Justice delayed is justice denied
The investigation into the Didcot Disaster has been in progress for more than seven years. The investigation into the fatalities at Redcar has been running for four years. When will we see justice?
Tuesday 19 September 2023 marked the first anniversary of the funeral of Queen Elizabeth II.  That funeral was attended by an unprecedented 500+ world leaders, such was the esteem in which Her Majesty was held.
Even as a non-Royalist, I can see that she was the best of us: steadfast; resolute; determined; and willing to make sacrifices for the good of the nation and the Commonwealth.  But that only partly explains the widespread grief experienced by those in the UK and beyond.  For many of us, she was omnipresent; the only monarch most of us have ever known.
Today, however, we apparently have a new – and less welcome – constant in our lives: Unresolved, ongoing and incomplete investigations into demolition and construction site fatalities.
On Tuesday 19 September, when many were thinking back a year to the Queen’s funeral, two families were thinking back exactly four times as long to 19 September 2019 when two workers were killed in horrific circumstances on a demolition project at the former Teesworks facility in Redcar.
Four years – or 48 months, or 208 weeks, or 1,460 days – after that incident, the families of those two men – Tommy Williams and John Mackay – still have no answers.  They are still no closer to any form of resolution or closure.
In the four years that have elapsed since that terrible day, the unnecessary and avoidable deaths of their loved ones have been compounded at every turn. Â
Eight weeks after his death, John Mackay was sent a health and safety pack by his employer.  That insensitivity was matched last week by the Health and Safety Executive issuing a statement to say there would be no corporate manslaughter charges because of a lack of evidence.  In itself, that announcement will have been hard to hear.  But John Mackay’s wife Ann had no forewarning of that statement being issued.  She heard about it via email.  There is every possibility that I - a mere journalist - received the bulletin at the same time as the grieving widow.

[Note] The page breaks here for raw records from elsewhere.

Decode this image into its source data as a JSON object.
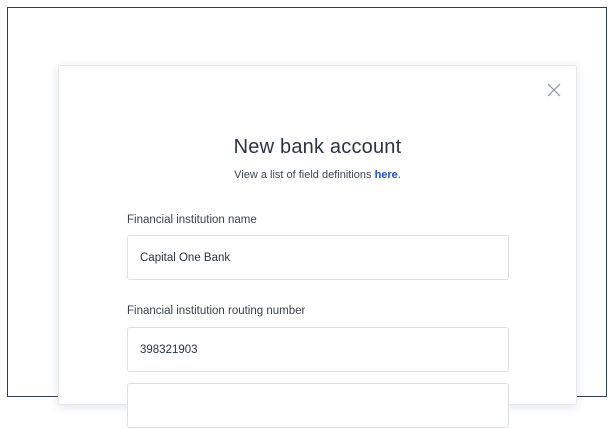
{
  "modal": {
    "title": "New bank account",
    "subtitle_prefix": "View a list of field definitions ",
    "subtitle_link": "here",
    "subtitle_suffix": "."
  },
  "fields": [
    {
      "label": "Financial institution name",
      "value": "Capital One Bank"
    },
    {
      "label": "Financial institution routing number",
      "value": "398321903"
    },
    {
      "label": "",
      "value": ""
    }
  ],
  "icons": {
    "close": "close-icon"
  },
  "colors": {
    "link": "#1f4fc9",
    "frame_border": "#2f3e55"
  }
}
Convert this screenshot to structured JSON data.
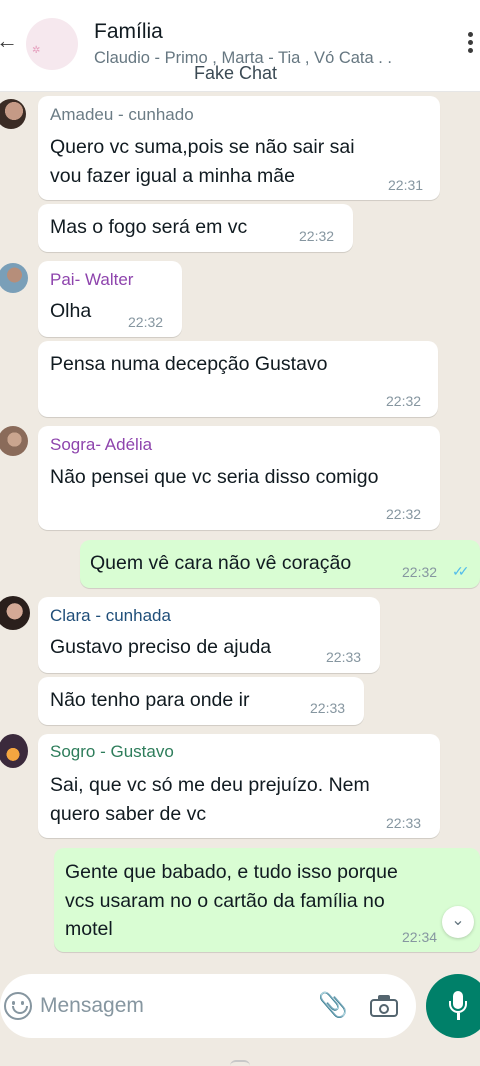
{
  "header": {
    "title": "Família",
    "subtitle": "Claudio - Primo , Marta - Tia , Vó Cata . .",
    "watermark": "Fake Chat"
  },
  "messages": [
    {
      "sender": "Amadeu - cunhado",
      "sender_color": "#6b7c85",
      "lines": [
        "Quero vc suma,pois se não  sair sai",
        "vou fazer igual a minha mãe"
      ],
      "time": "22:31"
    },
    {
      "sender": "",
      "lines": [
        "Mas o fogo será em vc"
      ],
      "time": "22:32"
    },
    {
      "sender": "Pai- Walter",
      "sender_color": "#8e44ad",
      "lines": [
        "Olha"
      ],
      "time": "22:32"
    },
    {
      "sender": "",
      "lines": [
        "Pensa numa decepção Gustavo"
      ],
      "time": "22:32"
    },
    {
      "sender": "Sogra- Adélia",
      "sender_color": "#8e44ad",
      "lines": [
        "Não pensei que vc seria disso comigo"
      ],
      "time": "22:32"
    },
    {
      "sender": "",
      "outgoing": true,
      "lines": [
        "Quem vê cara não vê coração"
      ],
      "time": "22:32"
    },
    {
      "sender": "Clara - cunhada",
      "sender_color": "#1f4e79",
      "lines": [
        "Gustavo preciso de ajuda"
      ],
      "time": "22:33"
    },
    {
      "sender": "",
      "lines": [
        "Não tenho para onde ir"
      ],
      "time": "22:33"
    },
    {
      "sender": "Sogro - Gustavo",
      "sender_color": "#2e7d5b",
      "lines": [
        "Sai, que vc só me deu prejuízo. Nem",
        "quero saber de vc"
      ],
      "time": "22:33"
    },
    {
      "sender": "",
      "outgoing": true,
      "lines": [
        "Gente que babado, e tudo isso porque",
        "vcs usaram no o cartão da família no",
        "motel"
      ],
      "time": "22:34"
    }
  ],
  "composer": {
    "placeholder": "Mensagem"
  },
  "colors": {
    "accent": "#008069",
    "outgoing_bubble": "#d9fdd3",
    "read_checks": "#53bdeb",
    "chat_background": "#efeae2"
  }
}
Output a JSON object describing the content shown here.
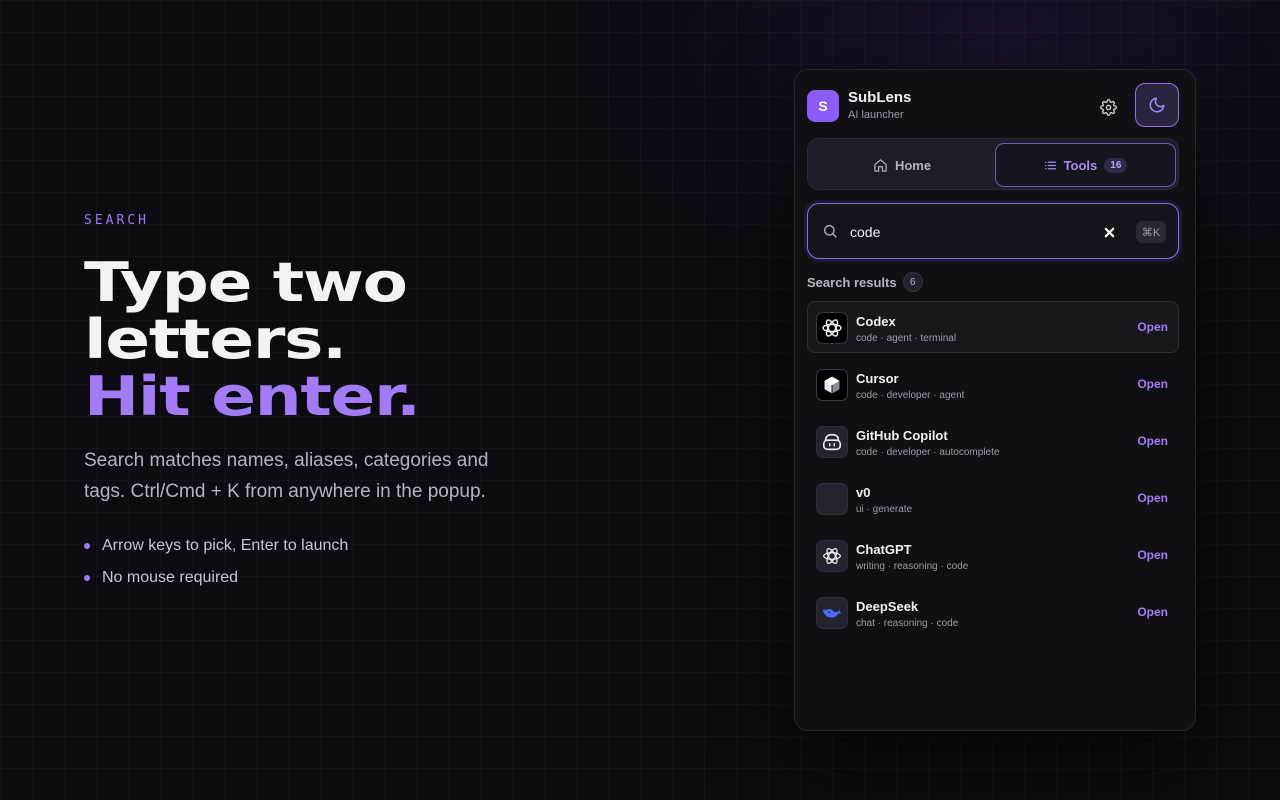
{
  "hero": {
    "eyebrow": "SEARCH",
    "headline_line1": "Type two",
    "headline_line2": "letters.",
    "headline_line3": "Hit enter.",
    "description": "Search matches names, aliases, categories and tags. Ctrl/Cmd + K from anywhere in the popup.",
    "bullets": [
      "Arrow keys to pick, Enter to launch",
      "No mouse required"
    ]
  },
  "popup": {
    "logo_letter": "S",
    "app_name": "SubLens",
    "app_subtitle": "AI launcher",
    "icons": {
      "settings": "gear-icon",
      "theme": "moon-icon"
    },
    "tabs": {
      "home_label": "Home",
      "tools_label": "Tools",
      "tools_count": "16",
      "active": "tools"
    },
    "search": {
      "value": "code",
      "shortcut": "⌘K"
    },
    "results": {
      "title": "Search results",
      "count": "6",
      "items": [
        {
          "name": "Codex",
          "tags": "code · agent · terminal",
          "action": "Open",
          "icon": "openai-icon"
        },
        {
          "name": "Cursor",
          "tags": "code · developer · agent",
          "action": "Open",
          "icon": "cube-icon"
        },
        {
          "name": "GitHub Copilot",
          "tags": "code · developer · autocomplete",
          "action": "Open",
          "icon": "copilot-icon"
        },
        {
          "name": "v0",
          "tags": "ui · generate",
          "action": "Open",
          "icon": ""
        },
        {
          "name": "ChatGPT",
          "tags": "writing · reasoning · code",
          "action": "Open",
          "icon": "openai-icon"
        },
        {
          "name": "DeepSeek",
          "tags": "chat · reasoning · code",
          "action": "Open",
          "icon": "whale-icon"
        }
      ]
    }
  },
  "colors": {
    "accent": "#a27cf4",
    "background": "#0c0b12",
    "panel": "#0f0f14",
    "deepseek": "#4d6bfe"
  }
}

This case, like the Didcot Disaster before it, raises so many questions and yet offers no answers.
Was the chosen methodology the best and most appropriate or was it merely the cheapest?
Was the client sufficiently qualified to make an informed decision on which tender submission was the best and most appropriate?
Every demolition project is preceded and accompanied by a detailed set of Risk Assessments and Method Statements.  Is there nothing contained within those RAMS that pointed to some fault or shortcoming?
Given that John Mackay was an access platform operator and not a demolition professional, was he given sufficient and adequate training ahead of his involvement in this operation?
Were the ammonia scrubbers on which the two men were working thoroughly investigated prior to their demolition, and were the contents of those scrubbers analysed thoroughly and professionally?
It is, of course, possible that all of these questions (and many more) have already been addressed and answered.  And therein lies another key issue.
Investigating authorities from the police to the HSE are lamentably poor at communicating their findings.  Rather than presenting interim findings, keeping families informed or offering guidance to industry, they sink investigations into a huge, impenetrable black hole.  By the time any light does emerge from that black hole, most of us have forgotten what was being investigated in the first place.
The same cannot be said of the families and friends of those killed at Redcar and at Didcot.  They live with it every minute of every day.  For them, it is not a monarch that is ever-present and constant.  It is grief and emotional suffering that has been needlessly and cruelly protracted.